Terrifiant Viol à l’Académie de l’Opéra national de Paris
Il est temps pour les mélomanes du monde entier de réinvestir les salles de spectacle. L’Académie de l’Opéra national de Paris vient tout juste de leur réserver les premières émotions fortes au Théâtre des Bouffes du Nord avec un Viol bouleversant. Explications…
The Rape of Lucretia est un chef-d’œuvre de Britten et sans aucun doute un opéra majeur du XXe siècle. L’Opéra national de Paris a souvent fait appel aux œuvres du compositeur anglais pour mettre en scène son Académie (autrefois Atelier lyrique) comme Owen Wingrave ou déjà ce Viol de Lucrèce à l’Athénée Théâtre Louis Jouvet et à l’Amphithéâtre Bastille. Le Théâtre des Bouffes du Nord accueille maintenant la production mise en scène par Jeanne Candel et dirigée par Léo Warynski. Le déconfinement a permis aux représentations de se tenir avec public. L’exceptionnel travail a été enregistré ce 28 mai 2021 pour ensuite être diffusé gratuitement sur la plateforme de streaming L'Opéra chez soi, à partir du 24 septembre 2021.

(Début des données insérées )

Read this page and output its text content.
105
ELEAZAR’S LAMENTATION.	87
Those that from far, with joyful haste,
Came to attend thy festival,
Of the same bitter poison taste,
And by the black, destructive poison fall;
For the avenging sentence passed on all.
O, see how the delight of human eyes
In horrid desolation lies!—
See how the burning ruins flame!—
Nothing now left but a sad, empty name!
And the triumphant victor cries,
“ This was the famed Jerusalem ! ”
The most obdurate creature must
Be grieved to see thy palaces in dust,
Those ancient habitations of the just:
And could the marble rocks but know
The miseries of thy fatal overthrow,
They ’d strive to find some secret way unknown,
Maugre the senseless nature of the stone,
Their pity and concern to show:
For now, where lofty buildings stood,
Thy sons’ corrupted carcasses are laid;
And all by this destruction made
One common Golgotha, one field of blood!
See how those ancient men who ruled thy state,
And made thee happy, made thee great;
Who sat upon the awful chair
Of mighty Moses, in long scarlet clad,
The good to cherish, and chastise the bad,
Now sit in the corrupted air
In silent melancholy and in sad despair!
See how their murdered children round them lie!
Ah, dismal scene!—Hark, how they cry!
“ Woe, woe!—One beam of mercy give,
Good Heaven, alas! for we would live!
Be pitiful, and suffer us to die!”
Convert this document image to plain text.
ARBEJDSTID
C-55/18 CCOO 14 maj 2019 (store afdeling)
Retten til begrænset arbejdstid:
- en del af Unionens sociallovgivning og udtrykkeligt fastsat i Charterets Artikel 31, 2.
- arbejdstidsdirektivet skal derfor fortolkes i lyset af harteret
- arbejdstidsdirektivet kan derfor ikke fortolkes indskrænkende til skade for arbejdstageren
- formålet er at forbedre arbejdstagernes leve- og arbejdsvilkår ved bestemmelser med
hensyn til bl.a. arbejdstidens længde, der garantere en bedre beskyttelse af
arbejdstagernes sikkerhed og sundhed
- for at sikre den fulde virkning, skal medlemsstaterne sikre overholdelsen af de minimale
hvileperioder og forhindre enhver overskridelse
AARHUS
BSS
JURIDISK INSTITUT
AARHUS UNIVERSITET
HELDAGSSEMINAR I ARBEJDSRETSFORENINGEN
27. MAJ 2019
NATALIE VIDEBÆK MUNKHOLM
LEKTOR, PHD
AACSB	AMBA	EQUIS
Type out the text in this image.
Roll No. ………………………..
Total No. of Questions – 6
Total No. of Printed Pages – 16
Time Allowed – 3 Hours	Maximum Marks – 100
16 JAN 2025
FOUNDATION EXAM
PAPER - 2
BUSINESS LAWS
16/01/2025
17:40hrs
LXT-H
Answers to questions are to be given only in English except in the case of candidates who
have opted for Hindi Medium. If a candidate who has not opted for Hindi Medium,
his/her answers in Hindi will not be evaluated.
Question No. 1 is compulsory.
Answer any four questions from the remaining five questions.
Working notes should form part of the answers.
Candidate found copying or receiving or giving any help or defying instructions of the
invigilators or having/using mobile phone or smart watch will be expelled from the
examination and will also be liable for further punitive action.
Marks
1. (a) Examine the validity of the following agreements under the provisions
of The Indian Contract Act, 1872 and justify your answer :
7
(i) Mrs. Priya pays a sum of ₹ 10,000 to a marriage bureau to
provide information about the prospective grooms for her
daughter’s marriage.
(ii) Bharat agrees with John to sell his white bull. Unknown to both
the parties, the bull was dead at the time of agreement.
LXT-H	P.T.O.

Des académiciens en habit vert kaki
L’opéra de chambre composé en 1945 au sortir de la guerre est idéal à plus d’un titre. L’orchestre réduit à une douzaine de musiciens (issus de l'Académie de l'Opéra national de Paris, de l'Ensemble Multilatérale et de l'Orchestre-Atelier Ostinato) se case facilement sur une petite scène qui peut accueillir les jeunes talents. La partition leur offre un champ interprétatif intense avec une magnifique écriture vocale, exigeante sans être insurmontable. Deux distributions ont alterné et, considérant la qualité du cast A, l’on regrette de ne pas avoir également entendu le B où figure notamment Timothée Varon, baryton français très prometteur. Dans le rôle du Prince Tarquinius, Alexander York possède une présence physique d’une brutalité terrifiante. Il chante brillamment avec expression et naturel comme son acolyte Danylo Matviienko. Avec le rôle plus court du général Junius, le deuxième baryton amène une noirceur qui le distingue. La particularité du Rape of Lucretia est de faire appel, comme dans le théâtre antique, à un choeur qui commente et participe à l’action. Tobias Westman possède tous les atouts du ténor brittenien, raffiné et superbement nuancé. L’anglais d’Andrea Cueva Molnar (Female Chorus) est perfectible mais le timbre de la soprano se mêle divinement aux autres voix féminines.
Jusqu’à l’insoutenable…
Réussir une distribution vocale tient parfois du petit miracle. En confiant le rôle-titre à un mezzo (et non à un contralto comme la créatrice Kathleen Ferrier) la question des équilibres est réglée et offre même une partition absolument remarquable à Cornelia Oncioiu et à Kseniia Proshina. Lucretia incarnée par Marie-Andrée Bouchard-Lesieur forme un très beau couple avec son Collatinus (Aaron Pendleton, un peu moins à l’aise avec la tessiture). La comédienne bouleversante est appuyée par son somptueux mezzo au timbre chaud. Elle est aidée par une mise en scène à prendre en exemple. Avec une telle œuvre, alors qu’il aurait été facile de jouer la surenchère, Jeanne Candel trouve le ton juste dans une actualisation bien vue. Assumant la virilité des tenues de soldats ou faisant un joli parallèle entre Lucretia et Pénélope, elle illustre sans caricature avec intelligence et simplicité, ce qui rend sans doute la scène du viol encore plus insoutenable. Le message humaniste de Britten et de son librettiste Ronald Duncan pacifiste convaincu (adaptant la pièce d’André Obey) passe avec évidence et laisse le spectateur ému aux larmes. Le Théâtre des Bouffes du Nord offre assurément à Lisa Navarro un cadre rêvé pour le décor à la fois efficace et poétique. La direction affirmée de Léo Warynski participe à la réussite du spectacle. Sa retransmission est une chance même si l’immédiateté du drame sera certainement atténuée sur les écrans. Espérons de tout cœur une reprise qui permettrait à l’opéra de s’imposer plus encore dans la liste des chefs-d’œuvre.